Draft Genome Sequence of Chromobacterium vaccinii, a Potential Biocontrol Agent against Mosquito (Aedes aegypti) Larvae

Abstract

Chromobacterium vaccinii has been isolated only from cranberry bogs in Massachusetts. While it is unknown what role these bacteria play in their natural environments, they hold potential as biological control agents against the larvae of insect pests. Potential virulence genes were identified, including the violacein synthesis pathway, siderophores, and chitinases.

GENOME ANNOUNCEMENT

Chromobacterium vaccinii strains were isolated from cultivated and wild cranberry bog soils in Massachusetts (1). C. vaccinii is characterized by its production of the pigment violacein and its ability to kill diamondback moth and Aedes mosquito larvae (2). The genomes of isolates MWU205^T and MWU328 were sequenced at the University of Arizona Genetics Core using the 454 GS FLX Titanium system following the manufacturer’s protocols. Libraries were generated using the NEBNext Quick DNA library prep master mix set for 454, and MID-tagged using the GS FLX Titanium rapid library MID adaptors kit. The average size of randomly sheared DNA was 791 bp with a peak at 1,534 bp for MWU205 and 802 bp with a peak at 1,771 bp for MWU328. The emPCR Amplification Method Manual–Lib-L LV, XL+ (3) was followed for bulk emulsion-based clonal amplification PCR (emPCR) of each sample. Three samples were loaded into each region of a sequencing PTP plate divided with a two-region gasket. Roughly 670,000 beads were loaded per sample. Roche Newbler software version 2.9 was used for signal processing, sample demultiplexing, and partial assembly. The number of reads per sample for MWU205 was 230,669, giving coverage of 28×, and for MWU328 was 253,866, giving coverage of 31×. The resulting assembly of MWU205 included 204,417 (88.62%) scaffolds, consisting of 4,967,512 nt on 152 large scaffolds with an N₅₀ of 79,933 nt and a maximum scaffold length of 215,390 nt. Assembly of MWU328 included 200,099 (91.17%) scaffolds, consisting of 4,958,868 nt on 123 large scaffolds with an N₅₀ of 75,578 nt and a maximum scaffold length of 215,917 nt. MWU205 and MWU328 total genomes were compared using the Genome-to-Genome Distance Calculator (GGDC) provided online by the DSMZ. GGDC mimics in vitro DNA-DNA hybridization by dividing scaffold sequences into fragments approximately the same size as would be expected in vitro, and pairing up homologous segments (4–6).
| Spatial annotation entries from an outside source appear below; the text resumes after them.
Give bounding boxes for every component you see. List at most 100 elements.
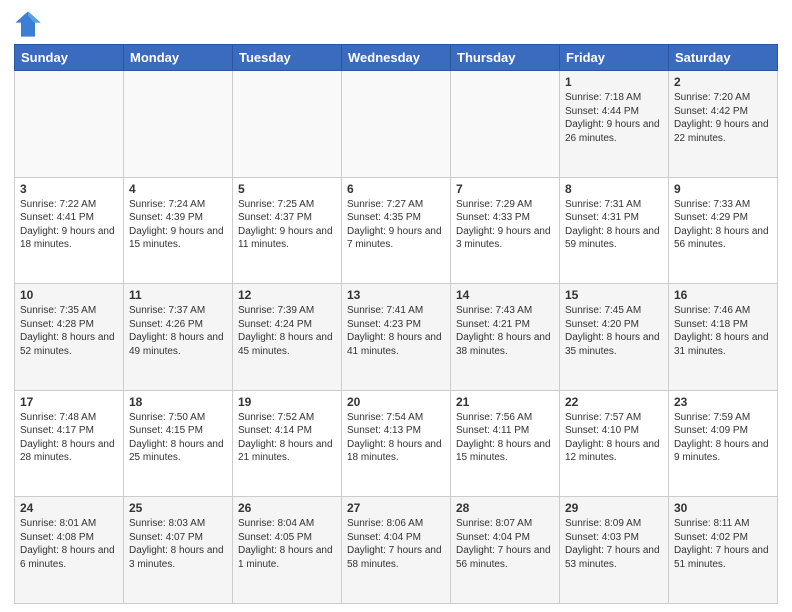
day-info: Sunrise: 7:35 AM Sunset: 4:28 PM Dayligh… — [20, 304, 118, 358]
col-header-saturday: Saturday — [669, 45, 778, 71]
day-number: 23 — [674, 395, 772, 409]
col-header-sunday: Sunday — [15, 45, 124, 71]
day-info: Sunrise: 8:04 AM Sunset: 4:05 PM Dayligh… — [238, 517, 336, 571]
day-cell: 24 Sunrise: 8:01 AM Sunset: 4:08 PM Dayli… — [15, 497, 124, 604]
day-info: Sunrise: 7:39 AM Sunset: 4:24 PM Dayligh… — [238, 304, 336, 358]
day-number: 30 — [674, 501, 772, 515]
day-cell: 8 Sunrise: 7:31 AM Sunset: 4:31 PM Daylig… — [560, 177, 669, 284]
week-row-0: 1Sunrise: 7:18 AM Sunset: 4:44 PM Daylig… — [15, 71, 778, 178]
day-number: 15 — [565, 288, 663, 302]
day-number: 10 — [20, 288, 118, 302]
day-info: Sunrise: 7:31 AM Sunset: 4:31 PM Dayligh… — [565, 198, 663, 252]
day-number: 11 — [129, 288, 227, 302]
week-row-3: 17 Sunrise: 7:48 AM Sunset: 4:17 PM Dayli… — [15, 390, 778, 497]
day-cell — [15, 71, 124, 178]
day-cell: 30Sunrise: 8:11 AM Sunset: 4:02 PM Dayli… — [669, 497, 778, 604]
day-number: 4 — [129, 182, 227, 196]
calendar-table: SundayMondayTuesdayWednesdayThursdayFrid… — [14, 44, 778, 604]
day-info: Sunrise: 7:20 AM Sunset: 4:42 PM Dayligh… — [674, 91, 772, 145]
day-number: 20 — [347, 395, 445, 409]
day-cell: 1Sunrise: 7:18 AM Sunset: 4:44 PM Daylig… — [560, 71, 669, 178]
day-number: 18 — [129, 395, 227, 409]
day-number: 25 — [129, 501, 227, 515]
day-info: Sunrise: 7:50 AM Sunset: 4:15 PM Dayligh… — [129, 411, 227, 465]
day-cell — [124, 71, 233, 178]
header-row: SundayMondayTuesdayWednesdayThursdayFrid… — [15, 45, 778, 71]
logo-icon — [14, 10, 42, 38]
day-number: 3 — [20, 182, 118, 196]
day-cell: 20 Sunrise: 7:54 AM Sunset: 4:13 PM Dayli… — [342, 390, 451, 497]
header — [14, 10, 778, 38]
day-info: Sunrise: 8:03 AM Sunset: 4:07 PM Dayligh… — [129, 517, 227, 571]
day-cell: 4 Sunrise: 7:24 AM Sunset: 4:39 PM Daylig… — [124, 177, 233, 284]
day-number: 29 — [565, 501, 663, 515]
day-number: 28 — [456, 501, 554, 515]
day-info: Sunrise: 7:24 AM Sunset: 4:39 PM Dayligh… — [129, 198, 227, 252]
day-info: Sunrise: 7:54 AM Sunset: 4:13 PM Dayligh… — [347, 411, 445, 465]
day-info: Sunrise: 7:59 AM Sunset: 4:09 PM Dayligh… — [674, 411, 772, 465]
col-header-tuesday: Tuesday — [233, 45, 342, 71]
day-cell — [342, 71, 451, 178]
logo — [14, 10, 46, 38]
day-number: 16 — [674, 288, 772, 302]
day-number: 19 — [238, 395, 336, 409]
day-cell: 28 Sunrise: 8:07 AM Sunset: 4:04 PM Dayli… — [451, 497, 560, 604]
day-info: Sunrise: 7:48 AM Sunset: 4:17 PM Dayligh… — [20, 411, 118, 465]
day-cell — [233, 71, 342, 178]
day-info: Sunrise: 7:57 AM Sunset: 4:10 PM Dayligh… — [565, 411, 663, 465]
day-number: 17 — [20, 395, 118, 409]
day-number: 26 — [238, 501, 336, 515]
week-row-2: 10 Sunrise: 7:35 AM Sunset: 4:28 PM Dayli… — [15, 284, 778, 391]
day-cell: 11 Sunrise: 7:37 AM Sunset: 4:26 PM Dayli… — [124, 284, 233, 391]
col-header-thursday: Thursday — [451, 45, 560, 71]
day-number: 9 — [674, 182, 772, 196]
day-number: 22 — [565, 395, 663, 409]
day-cell: 21Sunrise: 7:56 AM Sunset: 4:11 PM Dayli… — [451, 390, 560, 497]
day-number: 2 — [674, 75, 772, 89]
day-cell: 5 Sunrise: 7:25 AM Sunset: 4:37 PM Daylig… — [233, 177, 342, 284]
day-cell: 22 Sunrise: 7:57 AM Sunset: 4:10 PM Dayli… — [560, 390, 669, 497]
day-cell: 2 Sunrise: 7:20 AM Sunset: 4:42 PM Daylig… — [669, 71, 778, 178]
day-cell: 16Sunrise: 7:46 AM Sunset: 4:18 PM Dayli… — [669, 284, 778, 391]
day-number: 21 — [456, 395, 554, 409]
day-info: Sunrise: 7:37 AM Sunset: 4:26 PM Dayligh… — [129, 304, 227, 358]
day-cell: 27Sunrise: 8:06 AM Sunset: 4:04 PM Dayli… — [342, 497, 451, 604]
day-cell: 3 Sunrise: 7:22 AM Sunset: 4:41 PM Daylig… — [15, 177, 124, 284]
day-cell: 25 Sunrise: 8:03 AM Sunset: 4:07 PM Dayli… — [124, 497, 233, 604]
day-number: 5 — [238, 182, 336, 196]
day-cell: 17 Sunrise: 7:48 AM Sunset: 4:17 PM Dayli… — [15, 390, 124, 497]
day-info: Sunrise: 8:01 AM Sunset: 4:08 PM Dayligh… — [20, 517, 118, 571]
day-cell: 10 Sunrise: 7:35 AM Sunset: 4:28 PM Dayli… — [15, 284, 124, 391]
day-info: Sunrise: 8:09 AM Sunset: 4:03 PM Dayligh… — [565, 517, 663, 571]
day-number: 14 — [456, 288, 554, 302]
day-info: Sunrise: 7:43 AM Sunset: 4:21 PM Dayligh… — [456, 304, 554, 358]
week-row-1: 3 Sunrise: 7:22 AM Sunset: 4:41 PM Daylig… — [15, 177, 778, 284]
day-number: 13 — [347, 288, 445, 302]
day-cell: 9 Sunrise: 7:33 AM Sunset: 4:29 PM Daylig… — [669, 177, 778, 284]
day-info: Sunrise: 7:22 AM Sunset: 4:41 PM Dayligh… — [20, 198, 118, 252]
day-info: Sunrise: 7:25 AM Sunset: 4:37 PM Dayligh… — [238, 198, 336, 252]
day-info: Sunrise: 7:52 AM Sunset: 4:14 PM Dayligh… — [238, 411, 336, 465]
day-cell: 6Sunrise: 7:27 AM Sunset: 4:35 PM Daylig… — [342, 177, 451, 284]
day-info: Sunrise: 7:33 AM Sunset: 4:29 PM Dayligh… — [674, 198, 772, 252]
day-info: Sunrise: 8:07 AM Sunset: 4:04 PM Dayligh… — [456, 517, 554, 571]
day-info: Sunrise: 7:18 AM Sunset: 4:44 PM Dayligh… — [565, 91, 663, 145]
day-number: 6 — [347, 182, 445, 196]
day-number: 24 — [20, 501, 118, 515]
calendar: SundayMondayTuesdayWednesdayThursdayFrid… — [14, 44, 778, 604]
day-cell: 15 Sunrise: 7:45 AM Sunset: 4:20 PM Dayli… — [560, 284, 669, 391]
col-header-wednesday: Wednesday — [342, 45, 451, 71]
day-cell: 23 Sunrise: 7:59 AM Sunset: 4:09 PM Dayli… — [669, 390, 778, 497]
day-cell: 12Sunrise: 7:39 AM Sunset: 4:24 PM Dayli… — [233, 284, 342, 391]
day-cell: 7Sunrise: 7:29 AM Sunset: 4:33 PM Daylig… — [451, 177, 560, 284]
day-cell — [451, 71, 560, 178]
col-header-friday: Friday — [560, 45, 669, 71]
day-cell: 29 Sunrise: 8:09 AM Sunset: 4:03 PM Dayli… — [560, 497, 669, 604]
day-cell: 26 Sunrise: 8:04 AM Sunset: 4:05 PM Dayli… — [233, 497, 342, 604]
day-cell: 19 Sunrise: 7:52 AM Sunset: 4:14 PM Dayli… — [233, 390, 342, 497]
day-cell: 13Sunrise: 7:41 AM Sunset: 4:23 PM Dayli… — [342, 284, 451, 391]
day-number: 27 — [347, 501, 445, 515]
day-number: 7 — [456, 182, 554, 196]
day-info: Sunrise: 7:45 AM Sunset: 4:20 PM Dayligh… — [565, 304, 663, 358]
day-number: 8 — [565, 182, 663, 196]
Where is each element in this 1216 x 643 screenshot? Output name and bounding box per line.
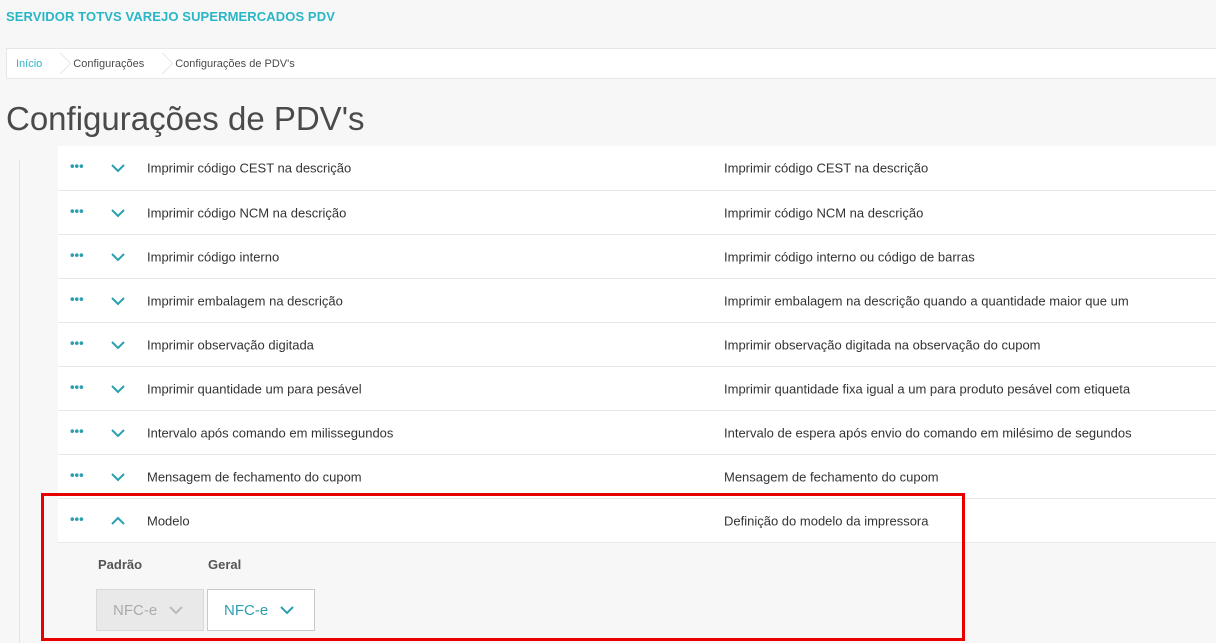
- setting-name: Imprimir código CEST na descrição: [147, 160, 352, 176]
- list-item: ••• Mensagem de fechamento do cupom Mens…: [58, 455, 1216, 499]
- list-item: ••• Imprimir embalagem na descrição Impr…: [58, 279, 1216, 323]
- setting-name: Intervalo após comando em milissegundos: [147, 425, 394, 440]
- list-item: ••• Imprimir código CEST na descrição Im…: [58, 146, 1216, 191]
- setting-name: Mensagem de fechamento do cupom: [147, 469, 362, 484]
- setting-name: Imprimir código interno: [147, 249, 280, 264]
- chevron-up-icon[interactable]: [110, 513, 126, 529]
- setting-description: Mensagem de fechamento do cupom: [724, 469, 939, 484]
- general-model-select[interactable]: NFC-e: [207, 589, 315, 631]
- breadcrumb-current: Configurações de PDV's: [175, 57, 295, 70]
- settings-list: ••• Imprimir código CEST na descrição Im…: [58, 146, 1216, 643]
- setting-name: Modelo: [147, 513, 190, 528]
- breadcrumb-separator: [54, 49, 64, 78]
- setting-description: Imprimir observação digitada na observaç…: [724, 337, 1041, 352]
- more-options-icon[interactable]: •••: [70, 158, 84, 173]
- chevron-down-icon[interactable]: [110, 205, 126, 221]
- breadcrumb-home[interactable]: Início: [7, 49, 54, 78]
- setting-name: Imprimir observação digitada: [147, 337, 314, 352]
- more-options-icon[interactable]: •••: [70, 467, 84, 482]
- tree-line: [19, 160, 20, 643]
- chevron-down-icon[interactable]: [110, 249, 126, 265]
- setting-name: Imprimir embalagem na descrição: [147, 293, 343, 308]
- chevron-down-icon[interactable]: [110, 425, 126, 441]
- default-model-value: NFC-e: [113, 601, 158, 619]
- chevron-down-icon: [169, 606, 183, 615]
- general-model-value: NFC-e: [224, 601, 269, 619]
- app-title: SERVIDOR TOTVS VAREJO SUPERMERCADOS PDV: [6, 9, 335, 24]
- setting-description: Intervalo de espera após envio do comand…: [724, 425, 1132, 440]
- chevron-down-icon[interactable]: [110, 337, 126, 353]
- setting-description: Imprimir código interno ou código de bar…: [724, 249, 975, 264]
- more-options-icon[interactable]: •••: [70, 423, 84, 438]
- setting-description: Imprimir embalagem na descrição quando a…: [724, 293, 1129, 308]
- more-options-icon[interactable]: •••: [70, 379, 84, 394]
- list-item: ••• Imprimir quantidade um para pesável …: [58, 367, 1216, 411]
- chevron-down-icon[interactable]: [110, 469, 126, 485]
- chevron-down-icon[interactable]: [110, 381, 126, 397]
- more-options-icon[interactable]: •••: [70, 247, 84, 262]
- page-title: Configurações de PDV's: [6, 100, 365, 137]
- list-item: ••• Imprimir código NCM na descrição Imp…: [58, 191, 1216, 235]
- setting-description: Definição do modelo da impressora: [724, 513, 929, 528]
- list-item: ••• Imprimir observação digitada Imprimi…: [58, 323, 1216, 367]
- default-column-label: Padrão: [98, 557, 143, 572]
- setting-description: Imprimir quantidade fixa igual a um para…: [724, 381, 1131, 396]
- breadcrumb: Início Configurações Configurações de PD…: [6, 48, 1216, 79]
- breadcrumb-separator: [156, 49, 166, 78]
- list-item-expanded: ••• Modelo Definição do modelo da impres…: [58, 499, 1216, 543]
- default-model-select: NFC-e: [96, 589, 204, 631]
- chevron-down-icon[interactable]: [110, 293, 126, 309]
- more-options-icon[interactable]: •••: [70, 511, 84, 526]
- setting-name: Imprimir código NCM na descrição: [147, 205, 347, 220]
- more-options-icon[interactable]: •••: [70, 291, 84, 306]
- setting-description: Imprimir código NCM na descrição: [724, 205, 924, 220]
- chevron-down-icon: [280, 606, 294, 615]
- setting-name: Imprimir quantidade um para pesável: [147, 381, 362, 396]
- breadcrumb-settings[interactable]: Configurações: [64, 49, 156, 78]
- more-options-icon[interactable]: •••: [70, 335, 84, 350]
- model-detail-panel: Padrão Geral NFC-e NFC-e: [58, 543, 1216, 643]
- list-item: ••• Intervalo após comando em milissegun…: [58, 411, 1216, 455]
- list-item: ••• Imprimir código interno Imprimir cód…: [58, 235, 1216, 279]
- chevron-down-icon[interactable]: [110, 160, 126, 176]
- setting-description: Imprimir código CEST na descrição: [724, 160, 929, 176]
- more-options-icon[interactable]: •••: [70, 203, 84, 218]
- general-column-label: Geral: [208, 557, 242, 572]
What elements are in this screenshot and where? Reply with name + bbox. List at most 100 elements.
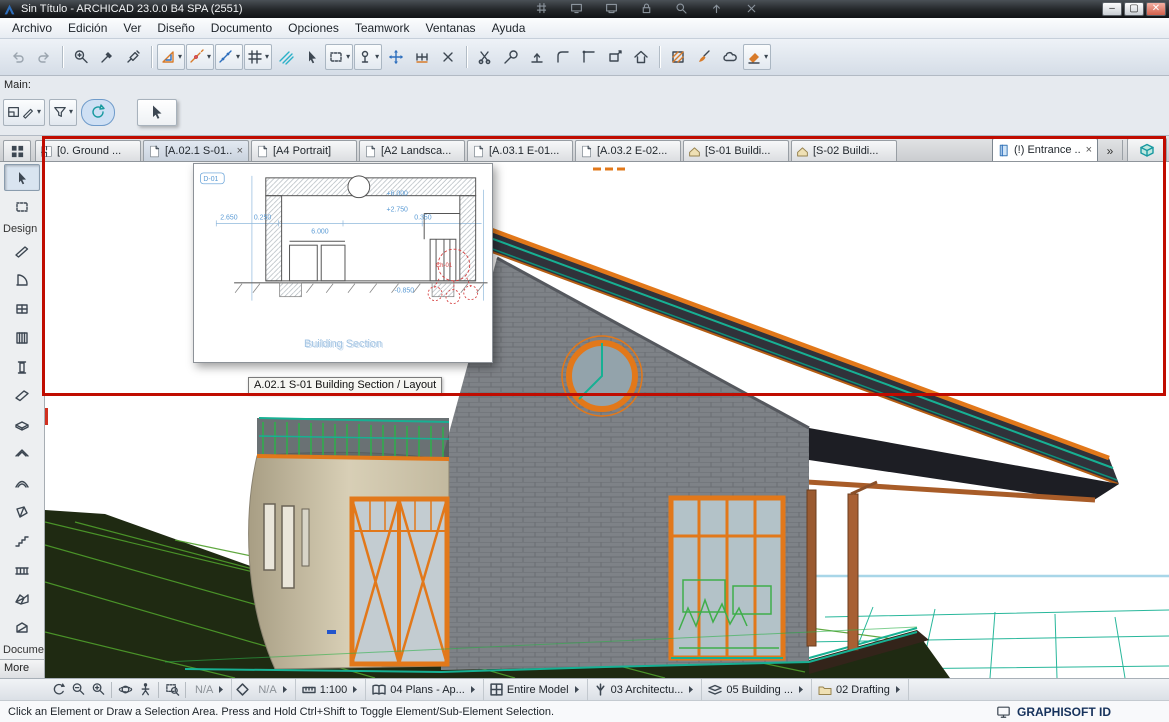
3d-canvas[interactable]: D-01 2.650 0.250 6.000 0.350 +6.000 +2.7… xyxy=(45,162,1169,678)
tab-layout-a2-landscape[interactable]: [A2 Landsca... xyxy=(359,140,465,161)
column-tool-button[interactable] xyxy=(4,353,40,380)
palette-filter-combo[interactable]: ▾ xyxy=(49,99,77,126)
stair-tool-button[interactable] xyxy=(4,527,40,554)
gravity-button[interactable] xyxy=(273,44,299,70)
tab-layout-a031-e01[interactable]: [A.03.1 E-01... xyxy=(467,140,573,161)
field-na-2[interactable]: N/A xyxy=(252,679,295,701)
menu-edicion[interactable]: Edición xyxy=(60,19,115,37)
window-tool-button[interactable] xyxy=(4,295,40,322)
anchor-combo[interactable]: ▾ xyxy=(354,44,382,70)
section-preview-drawing: D-01 2.650 0.250 6.000 0.350 +6.000 +2.7… xyxy=(194,164,492,362)
wall-tool-button[interactable] xyxy=(4,237,40,264)
arrow-palette-button[interactable] xyxy=(137,99,177,126)
3d-view-button[interactable] xyxy=(1127,138,1167,161)
zoom-window-button[interactable] xyxy=(162,680,182,700)
inject-parameters-button[interactable] xyxy=(120,44,146,70)
tab-entrance-3d[interactable]: (!) Entrance ...× xyxy=(992,138,1098,161)
marquee-mode-combo[interactable]: ▾ xyxy=(325,44,353,70)
move-button[interactable] xyxy=(383,44,409,70)
explore-button[interactable] xyxy=(135,680,155,700)
undo-button[interactable] xyxy=(5,44,31,70)
tab-section-s01[interactable]: [S-01 Buildi... xyxy=(683,140,789,161)
curtain-wall-tool-button[interactable] xyxy=(4,324,40,351)
menu-documento[interactable]: Documento xyxy=(203,19,280,37)
snap-guides-combo[interactable]: ▾ xyxy=(186,44,214,70)
tab-ground-floor[interactable]: [0. Ground ... xyxy=(35,140,141,161)
slab-tool-button[interactable] xyxy=(4,411,40,438)
roof-tool-button[interactable] xyxy=(4,440,40,467)
revision-cloud-button[interactable] xyxy=(717,44,743,70)
back-button[interactable] xyxy=(48,680,68,700)
field-value: 1:100 xyxy=(320,684,348,696)
intersect-button[interactable] xyxy=(576,44,602,70)
field-na-1[interactable]: N/A xyxy=(189,679,232,701)
tab-close-icon[interactable]: × xyxy=(1085,145,1093,155)
pick-up-parameters-button[interactable] xyxy=(94,44,120,70)
adjust-button[interactable] xyxy=(498,44,524,70)
explode-button[interactable] xyxy=(435,44,461,70)
field-structure-display[interactable]: Entire Model xyxy=(484,679,588,701)
paint-button[interactable] xyxy=(691,44,717,70)
hatch-button[interactable] xyxy=(665,44,691,70)
railing-tool-button[interactable] xyxy=(4,556,40,583)
cursor-snap-button[interactable] xyxy=(299,44,325,70)
find-select-button[interactable] xyxy=(68,44,94,70)
menu-ver[interactable]: Ver xyxy=(115,19,149,37)
close-button[interactable]: ✕ xyxy=(1146,2,1166,16)
field-drafting-folder[interactable]: 02 Drafting xyxy=(812,679,909,701)
palette-view-combo[interactable]: ▾ xyxy=(3,99,45,126)
menu-ventanas[interactable]: Ventanas xyxy=(418,19,484,37)
tab-layout-a032-e02[interactable]: [A.03.2 E-02... xyxy=(575,140,681,161)
tab-close-icon[interactable]: × xyxy=(236,146,244,156)
minimize-button[interactable]: – xyxy=(1102,2,1122,16)
menu-ayuda[interactable]: Ayuda xyxy=(484,19,534,37)
orange-panel-door xyxy=(352,499,447,664)
diamond-button[interactable] xyxy=(232,680,252,700)
beam-tool-button[interactable] xyxy=(4,382,40,409)
zoom-in-button[interactable] xyxy=(88,680,108,700)
guide-lines-combo[interactable]: ▾ xyxy=(157,44,185,70)
maximize-button[interactable]: ▢ xyxy=(1124,2,1144,16)
arrow-tool-button[interactable] xyxy=(4,164,40,191)
field-layer-combination[interactable]: 05 Building ... xyxy=(702,679,812,701)
fillet-button[interactable] xyxy=(550,44,576,70)
zoom-out-button[interactable] xyxy=(68,680,88,700)
field-pen-set[interactable]: 03 Architectu... xyxy=(588,679,703,701)
tab-layout-a4-portrait[interactable]: [A4 Portrait] xyxy=(251,140,357,161)
tab-overflow-button[interactable]: » xyxy=(1100,140,1120,161)
tab-section-s02[interactable]: [S-02 Buildi... xyxy=(791,140,897,161)
graphisoft-id-link[interactable]: GRAPHISOFT ID xyxy=(1017,705,1111,719)
titlebar[interactable]: Sin Título - ARCHICAD 23.0.0 B4 SPA (255… xyxy=(0,0,1169,18)
menu-diseno[interactable]: Diseño xyxy=(149,19,202,37)
tab-layout-a021-s01[interactable]: [A.02.1 S-01...× xyxy=(143,140,249,161)
monitor-icon[interactable] xyxy=(996,705,1011,719)
eraser-combo[interactable]: ▾ xyxy=(743,44,771,70)
menu-opciones[interactable]: Opciones xyxy=(280,19,347,37)
window-tool-icon xyxy=(14,301,30,317)
menu-archivo[interactable]: Archivo xyxy=(4,19,60,37)
marquee-tool-button[interactable] xyxy=(4,193,40,220)
toolbox-more-button[interactable]: More xyxy=(0,659,44,678)
trim-button[interactable] xyxy=(524,44,550,70)
split-button[interactable] xyxy=(472,44,498,70)
zone-tool-button[interactable] xyxy=(4,614,40,641)
field-layout-book[interactable]: 04 Plans - Ap... xyxy=(366,679,484,701)
redo-button[interactable] xyxy=(31,44,57,70)
snap-points-combo[interactable]: ▾ xyxy=(215,44,243,70)
change-id-text: Ch-01 xyxy=(436,263,453,269)
morph-tool-button[interactable] xyxy=(4,498,40,525)
mesh-tool-button[interactable] xyxy=(4,585,40,612)
close-small-icon xyxy=(745,2,758,15)
rebuild-view-button[interactable] xyxy=(81,99,115,126)
field-scale[interactable]: 1:100 xyxy=(296,679,367,701)
orbit-button[interactable] xyxy=(115,680,135,700)
grid-snap-combo[interactable]: ▾ xyxy=(244,44,272,70)
tab-label: [S-01 Buildi... xyxy=(705,145,784,157)
home-story-button[interactable] xyxy=(628,44,654,70)
door-tool-button[interactable] xyxy=(4,266,40,293)
menu-teamwork[interactable]: Teamwork xyxy=(347,19,418,37)
tab-overview-button[interactable] xyxy=(3,140,31,161)
dimension-button[interactable] xyxy=(409,44,435,70)
shell-tool-button[interactable] xyxy=(4,469,40,496)
resize-button[interactable] xyxy=(602,44,628,70)
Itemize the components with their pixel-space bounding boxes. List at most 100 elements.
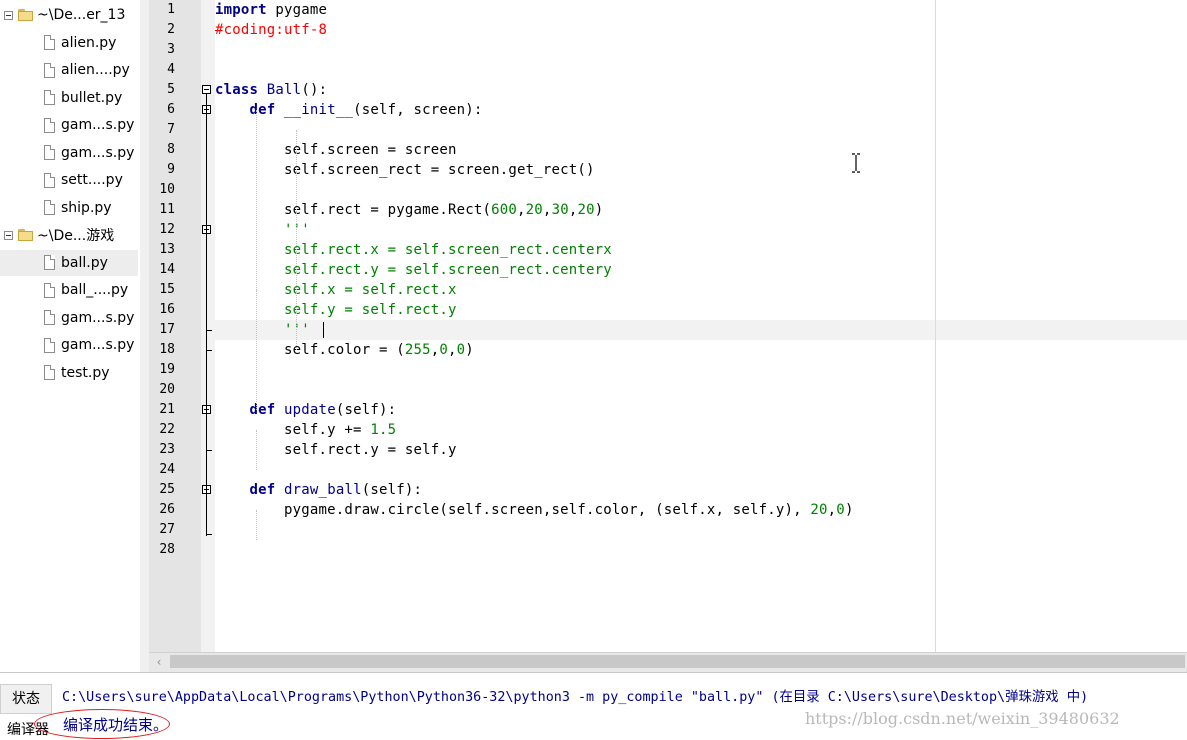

The MWU205 and MWU328 total genomes were found to be 88.1% homologous by this method and only 40% homologous to the type species/isolate of the genus C. violaceum ATCC 12472. The GC fractions of MWU205 and MWU328 are 0.64351 and 0.64292, respectively.

Ab initio gene prediction was performed on the assembly using RAST (http://rast.nmpdr.org). A number of potential virulence factors were observed that may contribute to larval toxicity, including production of the pigment violacein, siderophores, hydrogen cyanide, and secreted chitinases (7). MWU205 contained 36 probable chitinase genes, including 12 probable chitinase A genes, 6 endochitinases, and 21 hydrolase transmembrane family proteins. MWU328 contained 15 probable chitinase genes, including 66 probable chitinase A genes, 33 endochitinases, and 70 hydrolase transmembrane family proteins. The roles of chitinases, as well as those of other putative insect larvae virulence factors, are relatively unexplored in C. vaccinii and require further investigation.

Nucleotide sequence accession numbers.

The whole-genome shotgun project for MWU205 has been deposited at DDBJ/EMBL/GenBank under the accession number JZJL00000000; the version described in this paper is JZJL01000000. The whole-genome shotgun project for MWU328 has been deposited at DDBJ/EMBL/GenBank under the accession number JZJJ00000000; the version described in this paper is JZJJ01000000.